One thing that could weigh on the a2 Milk share price today is news that the board has decided against returning funds to shareholders. Despite sitting on a cash balance of NZ$875.2 million and having a depressed share price, the board stated that it plans to preserve balance sheet strength, having regard to market volatility and potential opportunities to reinvest in growth and supply chain.
What did management say?
A2 Milk’s Managing Director and CEO, David Bortolussi, acknowledges that FY 2021 was a difficult year but remains positive on the future.
He commented: “It was a challenging year for The a2 Milk Company but we remain confident in the long-term opportunity that the infant nutrition market in China represents.”
“The actions taken from the fourth quarter to address excess inventory are proving effective with channel inventory levels reducing, product freshness improving and pricing increasing. Our brand health metrics remain strong overall with some improvements in our most recent tracking research following a significant marketing campaign in China in the fourth quarter.”

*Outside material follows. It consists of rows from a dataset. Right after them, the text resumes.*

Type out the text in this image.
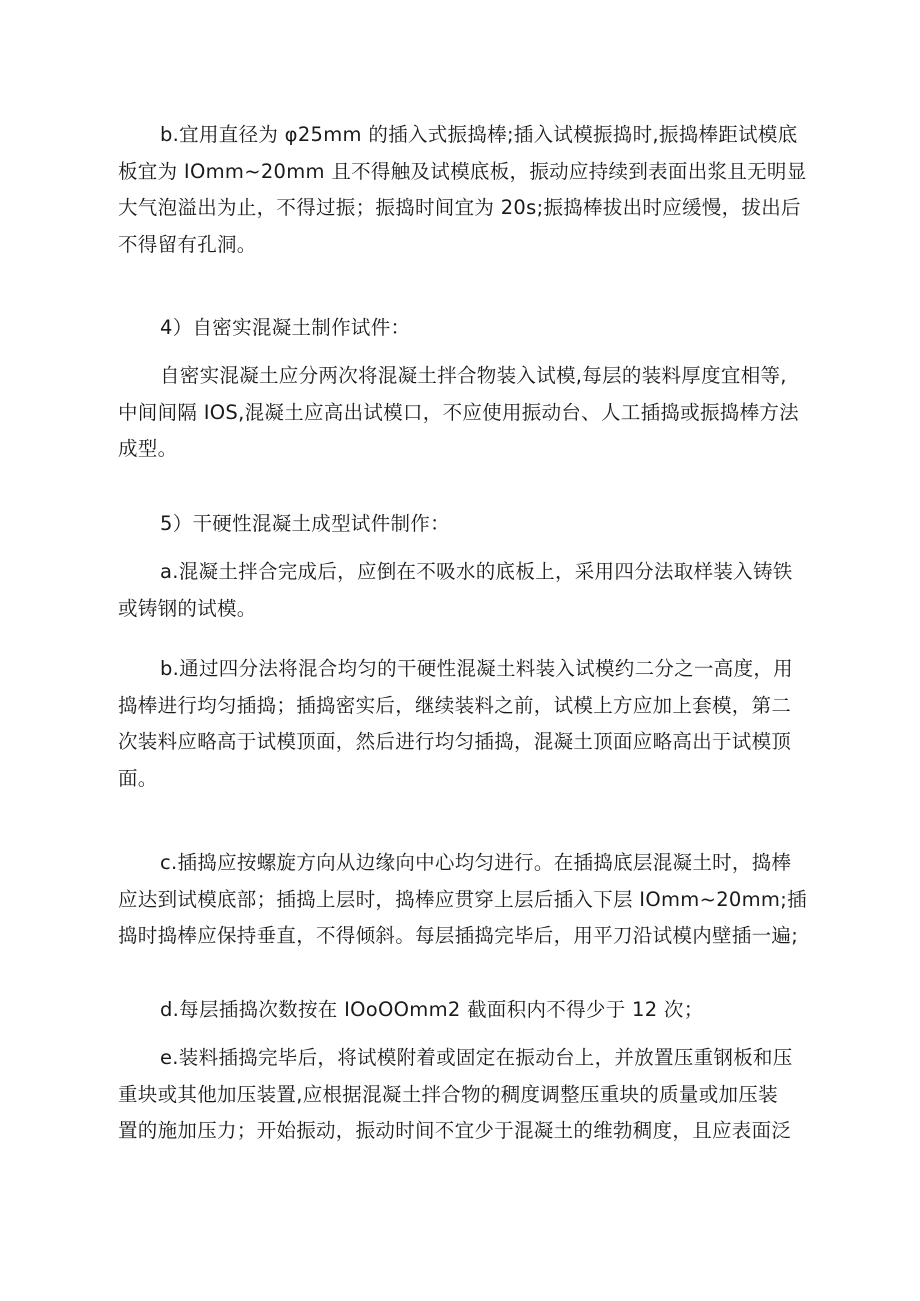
b.宜用直径为 φ25mm 的插入式振捣棒;插入试模振捣时,振捣棒距试模底
板宜为 IOmm~20mm 且不得触及试模底板，振动应持续到表面出浆且无明显
大气泡溢出为止，不得过振；振捣时间宜为 20s;振捣棒拔出时应缓慢，拔出后
不得留有孔洞。

4）自密实混凝土制作试件：

自密实混凝土应分两次将混凝土拌合物装入试模,每层的装料厚度宜相等,
中间间隔 IOS,混凝土应高出试模口，不应使用振动台、人工插捣或振捣棒方法
成型。

5）干硬性混凝土成型试件制作：

a.混凝土拌合完成后，应倒在不吸水的底板上，采用四分法取样装入铸铁
或铸钢的试模。

b.通过四分法将混合均匀的干硬性混凝土料装入试模约二分之一高度，用
捣棒进行均匀插捣；插捣密实后，继续装料之前，试模上方应加上套模，第二
次装料应略高于试模顶面，然后进行均匀插捣，混凝土顶面应略高出于试模顶
面。

c.插捣应按螺旋方向从边缘向中心均匀进行。在插捣底层混凝土时，捣棒
应达到试模底部；插捣上层时，捣棒应贯穿上层后插入下层 IOmm~20mm;插
捣时捣棒应保持垂直，不得倾斜。每层插捣完毕后，用平刀沿试模内壁插一遍;

d.每层插捣次数按在 IOoOOmm2 截面积内不得少于 12 次；

e.装料插捣完毕后，将试模附着或固定在振动台上，并放置压重钢板和压
重块或其他加压装置,应根据混凝土拌合物的稠度调整压重块的质量或加压装
置的施加压力；开始振动，振动时间不宜少于混凝土的维勃稠度，且应表面泛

Mr Bortolussi also revealed that the company is reviewing its growth strategy in response to a rapidly changing China infant formula market and structural factors in the daigou channel.
“We recognise that the China market and channel structure is changing rapidly and we are undertaking a comprehensive process to review our growth strategy and executional plans to respond to this new environment.”
This review includes the company’s approach to driving infant nutrition growth in both China label and English label channels, its infant nutrition product portfolio and innovation strategy, adjacent growth opportunities, and its brand positioning to ensure continued resonance and distinctiveness amongst an evolving consumer base.
What’s next for A2 Milk in FY 2022?
Unsurprisingly after being heavily criticised for downgrading its guidance four times in FY 2021, management has decided against offering guidance for FY 2022.
Instead, it is providing current observations on key drivers and important issues that may impact its FY 2022 results.
This includes China’s infant nutrition market being materially impacted by a lower birth rate, especially recently due to COVID-19 and related vaccination programmes causing many people to delay pregnancy. Market share gains by domestic brands are expected to continue.
It also notes that the English label infant nutrition segment is targeting sales stabilisation in FY 2022 but a wide range of outcomes is possible. This is due largely to COVID-19 impacts on the daigou/reseller channel and associated impact on CBEC for English label products which are expected to be prolonged.
Overall, the company is expecting first half revenue to be marginally lower than the prior corresponding period. Though, this includes revenue from the recently acquired Matura Valley business.
Furthermore, gross margins are expected to be similar for the full year, excluding FY 2021 inventory write downs.
It concluded: “Overall, although a2MC believes the business will continue to make significant progress on many fronts, FY22 is expected to continue to be a challenging and volatile year. Due to the actions taken in 4Q21 to address channel inventory and improve product freshness, coupled with strong brand health, the business is well-placed to adapt its strategy and execution to drive growth in the longer term. However, recovery in English label channels is expected to be slow and market growth in China will be subdued for some time.”
A2 Milk share price performance
Given the company’s abject performance over the last 12 months, it will come as no surprise to learn that the A2 Milk share price is underperforming the market significantly.
The A2 Milk share price is down 62% over the last 12 months. Shareholders will no doubt be hoping for better over the next 12 months.